Polygon vient de sortir un long papier dans lequel ont été interviewés de nombreux employés ou prestataires d’Epic Games. À travers plusieurs témoignages, on apprend que le succès de Fortnite a été à l’origine de plusieurs mois de crunch intensif. Ce n’est pas nouveau dans le monde du jeu vidéo : on en a parlé à plusieurs reprises sur NoFrag, avec par exemple Overkill’s The Walking Dead ou encore Red Dead Redemption 2. Une enquête sur ce phénomène est d’ailleurs disponible chez nos confrères de Canard PC, Crunch Investigation, à laquelle avait participé Netsabes.

Cette fois, c’est au tour d’Epic Games, dont on parle souvent en ce moment à cause du lancement de l’Epic Games Store. Tim Sweeney se donne toujours le beau rôle, en mettant en avant son amour pour les développeurs qu’il veut défendre et aider en réduisant la part financière de son magasin en ligne : 12 % contre les 30 % du vilain Steam. L’ironie est donc délicieuse, entre l’image que souhaite se donner Epic Games et la réalité du quotidien pour ses propres développeurs. En attendant, chaque année, les employés de Valve partent à Hawaii aux frais de l’entreprise.

Vous pouvez retrouver l’ensemble des témoignages et l’enquête chez Polygon. Voici quelques extraits, traduits en français :

Un type plus âgé disait : « Trouve d’autres corps. C’est comme ça qu’on appelait les entrepreneurs : des corps. Et quand on en aura fini avec eux, on pourra s’en débarrasser.

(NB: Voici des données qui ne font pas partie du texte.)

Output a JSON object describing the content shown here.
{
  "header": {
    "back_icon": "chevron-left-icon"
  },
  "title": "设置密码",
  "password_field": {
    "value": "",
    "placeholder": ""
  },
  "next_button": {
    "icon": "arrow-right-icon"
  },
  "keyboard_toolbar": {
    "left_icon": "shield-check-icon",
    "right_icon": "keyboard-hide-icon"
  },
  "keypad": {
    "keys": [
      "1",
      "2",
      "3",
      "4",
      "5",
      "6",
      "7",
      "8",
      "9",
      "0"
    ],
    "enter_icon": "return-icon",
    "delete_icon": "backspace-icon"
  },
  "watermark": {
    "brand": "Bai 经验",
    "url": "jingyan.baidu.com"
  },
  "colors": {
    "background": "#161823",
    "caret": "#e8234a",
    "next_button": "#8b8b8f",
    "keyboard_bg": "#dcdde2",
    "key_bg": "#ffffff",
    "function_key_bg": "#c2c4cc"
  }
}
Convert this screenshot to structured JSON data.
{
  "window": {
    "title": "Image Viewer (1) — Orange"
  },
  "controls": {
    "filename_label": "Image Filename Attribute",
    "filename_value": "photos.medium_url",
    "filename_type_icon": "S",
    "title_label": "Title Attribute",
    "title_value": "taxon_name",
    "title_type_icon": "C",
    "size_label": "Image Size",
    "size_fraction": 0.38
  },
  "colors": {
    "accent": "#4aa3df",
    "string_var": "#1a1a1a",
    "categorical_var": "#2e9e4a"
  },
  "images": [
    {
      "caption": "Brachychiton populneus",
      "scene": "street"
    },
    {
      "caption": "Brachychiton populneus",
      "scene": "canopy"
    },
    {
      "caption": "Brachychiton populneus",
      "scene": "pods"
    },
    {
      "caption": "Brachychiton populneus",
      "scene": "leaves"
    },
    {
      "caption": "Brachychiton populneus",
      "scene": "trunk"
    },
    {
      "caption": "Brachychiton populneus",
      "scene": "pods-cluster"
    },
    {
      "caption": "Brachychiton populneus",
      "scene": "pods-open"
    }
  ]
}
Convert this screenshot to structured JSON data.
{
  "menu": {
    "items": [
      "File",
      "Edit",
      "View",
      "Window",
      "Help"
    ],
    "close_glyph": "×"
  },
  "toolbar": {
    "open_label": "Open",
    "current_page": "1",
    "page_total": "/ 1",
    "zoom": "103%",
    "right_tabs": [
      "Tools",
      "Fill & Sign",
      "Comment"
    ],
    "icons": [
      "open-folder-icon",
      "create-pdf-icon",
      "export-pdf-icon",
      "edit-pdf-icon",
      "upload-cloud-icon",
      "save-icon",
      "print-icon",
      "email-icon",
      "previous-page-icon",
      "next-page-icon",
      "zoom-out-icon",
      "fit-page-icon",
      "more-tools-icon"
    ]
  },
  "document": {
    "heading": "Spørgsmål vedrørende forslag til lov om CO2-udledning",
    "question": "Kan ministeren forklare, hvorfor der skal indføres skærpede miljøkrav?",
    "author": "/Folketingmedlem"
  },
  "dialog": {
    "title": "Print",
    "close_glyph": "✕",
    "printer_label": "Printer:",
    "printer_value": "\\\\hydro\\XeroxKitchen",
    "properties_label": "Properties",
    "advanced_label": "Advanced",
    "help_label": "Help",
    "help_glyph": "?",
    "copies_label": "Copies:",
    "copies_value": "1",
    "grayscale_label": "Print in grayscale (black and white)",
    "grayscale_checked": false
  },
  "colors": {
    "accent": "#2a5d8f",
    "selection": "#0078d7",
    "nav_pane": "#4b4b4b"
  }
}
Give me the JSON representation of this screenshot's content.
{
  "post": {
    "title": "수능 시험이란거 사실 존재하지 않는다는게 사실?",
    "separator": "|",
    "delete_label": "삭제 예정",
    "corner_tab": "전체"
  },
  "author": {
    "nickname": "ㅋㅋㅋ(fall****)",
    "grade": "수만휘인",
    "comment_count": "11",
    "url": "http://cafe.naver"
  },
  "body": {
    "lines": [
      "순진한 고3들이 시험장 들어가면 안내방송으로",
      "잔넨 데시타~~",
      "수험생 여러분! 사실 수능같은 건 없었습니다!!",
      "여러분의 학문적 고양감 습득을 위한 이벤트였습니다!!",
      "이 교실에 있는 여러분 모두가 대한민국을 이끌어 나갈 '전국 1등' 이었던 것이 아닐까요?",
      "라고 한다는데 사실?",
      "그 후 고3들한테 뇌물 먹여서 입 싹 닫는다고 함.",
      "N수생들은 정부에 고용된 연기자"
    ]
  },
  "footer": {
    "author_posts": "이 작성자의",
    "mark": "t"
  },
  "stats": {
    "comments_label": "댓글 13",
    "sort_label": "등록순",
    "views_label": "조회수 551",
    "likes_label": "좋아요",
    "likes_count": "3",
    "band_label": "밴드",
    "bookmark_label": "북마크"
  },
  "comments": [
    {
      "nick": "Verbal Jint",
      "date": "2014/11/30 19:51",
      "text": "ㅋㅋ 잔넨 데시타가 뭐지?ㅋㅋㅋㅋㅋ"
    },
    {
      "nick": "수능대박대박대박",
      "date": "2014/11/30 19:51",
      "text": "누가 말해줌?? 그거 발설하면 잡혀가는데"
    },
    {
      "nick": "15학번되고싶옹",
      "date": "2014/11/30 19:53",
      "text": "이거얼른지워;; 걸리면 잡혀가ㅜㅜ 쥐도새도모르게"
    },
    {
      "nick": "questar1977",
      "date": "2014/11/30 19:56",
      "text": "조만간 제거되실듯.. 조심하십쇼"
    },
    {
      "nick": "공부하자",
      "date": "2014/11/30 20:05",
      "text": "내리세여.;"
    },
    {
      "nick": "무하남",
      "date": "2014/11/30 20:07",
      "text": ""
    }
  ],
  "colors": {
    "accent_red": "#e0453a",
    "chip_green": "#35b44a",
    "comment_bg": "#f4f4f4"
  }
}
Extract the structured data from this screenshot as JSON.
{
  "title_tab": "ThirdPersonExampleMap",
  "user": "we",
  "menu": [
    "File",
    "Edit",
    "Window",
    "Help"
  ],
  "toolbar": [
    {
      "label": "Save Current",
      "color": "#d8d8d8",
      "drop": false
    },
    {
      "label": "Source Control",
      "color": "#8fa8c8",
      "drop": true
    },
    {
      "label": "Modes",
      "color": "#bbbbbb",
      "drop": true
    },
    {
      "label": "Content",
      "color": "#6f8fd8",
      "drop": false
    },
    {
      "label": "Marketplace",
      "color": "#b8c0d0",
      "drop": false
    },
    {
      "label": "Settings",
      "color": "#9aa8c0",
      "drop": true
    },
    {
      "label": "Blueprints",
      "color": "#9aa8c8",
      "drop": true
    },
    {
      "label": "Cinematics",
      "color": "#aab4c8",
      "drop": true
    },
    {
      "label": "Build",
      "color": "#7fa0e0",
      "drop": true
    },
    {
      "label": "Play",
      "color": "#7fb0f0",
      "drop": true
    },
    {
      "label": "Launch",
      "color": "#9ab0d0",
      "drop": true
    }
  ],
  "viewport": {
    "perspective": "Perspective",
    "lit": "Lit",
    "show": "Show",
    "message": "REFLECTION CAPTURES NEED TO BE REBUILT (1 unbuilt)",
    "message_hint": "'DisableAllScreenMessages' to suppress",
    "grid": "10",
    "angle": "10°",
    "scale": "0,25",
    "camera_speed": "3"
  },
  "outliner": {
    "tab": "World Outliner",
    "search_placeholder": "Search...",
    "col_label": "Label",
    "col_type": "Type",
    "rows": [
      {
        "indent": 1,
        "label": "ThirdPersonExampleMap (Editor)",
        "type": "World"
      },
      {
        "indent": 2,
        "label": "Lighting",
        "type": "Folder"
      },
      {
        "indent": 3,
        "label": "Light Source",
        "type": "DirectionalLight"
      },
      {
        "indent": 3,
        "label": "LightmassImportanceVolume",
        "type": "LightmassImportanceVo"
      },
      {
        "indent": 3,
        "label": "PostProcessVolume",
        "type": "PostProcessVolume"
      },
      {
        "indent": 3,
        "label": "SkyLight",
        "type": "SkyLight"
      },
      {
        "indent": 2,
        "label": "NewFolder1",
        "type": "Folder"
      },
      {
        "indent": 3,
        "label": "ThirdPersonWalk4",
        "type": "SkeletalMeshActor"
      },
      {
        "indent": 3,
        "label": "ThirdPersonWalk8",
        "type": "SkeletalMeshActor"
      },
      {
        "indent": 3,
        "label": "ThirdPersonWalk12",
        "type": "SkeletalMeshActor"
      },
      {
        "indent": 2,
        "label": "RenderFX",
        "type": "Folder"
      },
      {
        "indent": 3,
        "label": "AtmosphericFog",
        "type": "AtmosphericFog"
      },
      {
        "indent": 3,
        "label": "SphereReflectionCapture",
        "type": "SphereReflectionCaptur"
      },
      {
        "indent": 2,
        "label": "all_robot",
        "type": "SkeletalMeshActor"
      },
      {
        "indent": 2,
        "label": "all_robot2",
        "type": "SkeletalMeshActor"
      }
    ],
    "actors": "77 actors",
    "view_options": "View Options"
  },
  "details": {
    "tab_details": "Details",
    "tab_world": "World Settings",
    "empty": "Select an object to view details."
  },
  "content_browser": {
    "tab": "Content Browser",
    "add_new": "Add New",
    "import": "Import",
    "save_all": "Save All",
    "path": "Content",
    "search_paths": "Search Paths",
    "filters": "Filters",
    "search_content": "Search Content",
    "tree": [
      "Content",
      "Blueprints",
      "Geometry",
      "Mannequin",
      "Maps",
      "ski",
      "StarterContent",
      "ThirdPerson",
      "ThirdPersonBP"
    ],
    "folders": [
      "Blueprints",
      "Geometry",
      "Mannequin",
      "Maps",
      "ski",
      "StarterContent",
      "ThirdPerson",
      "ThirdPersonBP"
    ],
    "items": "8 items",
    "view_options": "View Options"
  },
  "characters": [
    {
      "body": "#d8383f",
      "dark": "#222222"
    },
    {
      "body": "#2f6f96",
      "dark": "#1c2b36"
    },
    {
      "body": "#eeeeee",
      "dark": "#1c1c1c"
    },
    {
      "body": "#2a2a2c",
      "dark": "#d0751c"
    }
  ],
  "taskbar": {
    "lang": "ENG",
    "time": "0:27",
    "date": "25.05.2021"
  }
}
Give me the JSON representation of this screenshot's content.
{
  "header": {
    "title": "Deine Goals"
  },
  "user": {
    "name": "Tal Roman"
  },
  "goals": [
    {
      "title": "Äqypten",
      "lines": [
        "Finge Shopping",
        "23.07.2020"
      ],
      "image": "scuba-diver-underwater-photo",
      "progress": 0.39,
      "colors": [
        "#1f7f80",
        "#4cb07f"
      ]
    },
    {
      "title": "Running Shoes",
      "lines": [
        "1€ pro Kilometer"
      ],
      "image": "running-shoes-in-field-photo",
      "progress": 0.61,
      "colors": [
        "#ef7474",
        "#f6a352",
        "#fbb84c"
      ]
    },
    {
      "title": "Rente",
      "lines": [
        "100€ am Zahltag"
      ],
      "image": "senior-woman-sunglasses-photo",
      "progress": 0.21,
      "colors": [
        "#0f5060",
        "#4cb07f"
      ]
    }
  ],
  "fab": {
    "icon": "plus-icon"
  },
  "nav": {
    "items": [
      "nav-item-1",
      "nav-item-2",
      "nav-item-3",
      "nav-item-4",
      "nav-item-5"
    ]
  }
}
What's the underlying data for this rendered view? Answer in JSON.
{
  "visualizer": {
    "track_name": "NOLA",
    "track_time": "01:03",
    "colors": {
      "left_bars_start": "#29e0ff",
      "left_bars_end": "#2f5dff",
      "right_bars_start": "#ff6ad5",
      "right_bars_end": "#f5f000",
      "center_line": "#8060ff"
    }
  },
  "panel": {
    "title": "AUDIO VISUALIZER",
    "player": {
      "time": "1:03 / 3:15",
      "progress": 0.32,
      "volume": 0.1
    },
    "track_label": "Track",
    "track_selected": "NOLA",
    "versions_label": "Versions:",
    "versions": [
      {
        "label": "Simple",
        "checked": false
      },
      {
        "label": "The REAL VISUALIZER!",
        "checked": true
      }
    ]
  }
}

Ils peuvent être remplacés par de nouvelles personnes qui n’ont pas le tempérament pour être mécontentes. »

« Le plus gros problème, c’est qu’on fait des patchs tout le temps. Les cadres sont concentrés sur le fait de garder Fortnite populaire le plus longtemps possible, surtout avec la nouvelle concurrence qui s’annonce. »

« Je travaillais au moins 12 heures par jour, sept jours par semaine, pendant au moins quatre ou cinq mois, dit une source. Beaucoup d’entre nous devions rester au travail jusqu’à 3 ou 4 heures du matin. »

« Le crunch était partout. Même chez les managers. Les seules personnes qui s’en sont tirées sans faire de crunch étaient essentiellement les gars qui disaient aux gens de cruncher. »

« Ça tue les gens. Quelque chose doit changer. Je ne vois pas comment on peut continuer comme ça encore un an. Au début, c’était très bien, parce que Fortnite a été un grand succès et ça faisait du bien. Nous résolvions des problèmes qui étaient nouveaux pour Epic, comme la gestion d’un grand jeu mondial en tant que service en ligne. Mais maintenant, la charge de travail est sans fin. »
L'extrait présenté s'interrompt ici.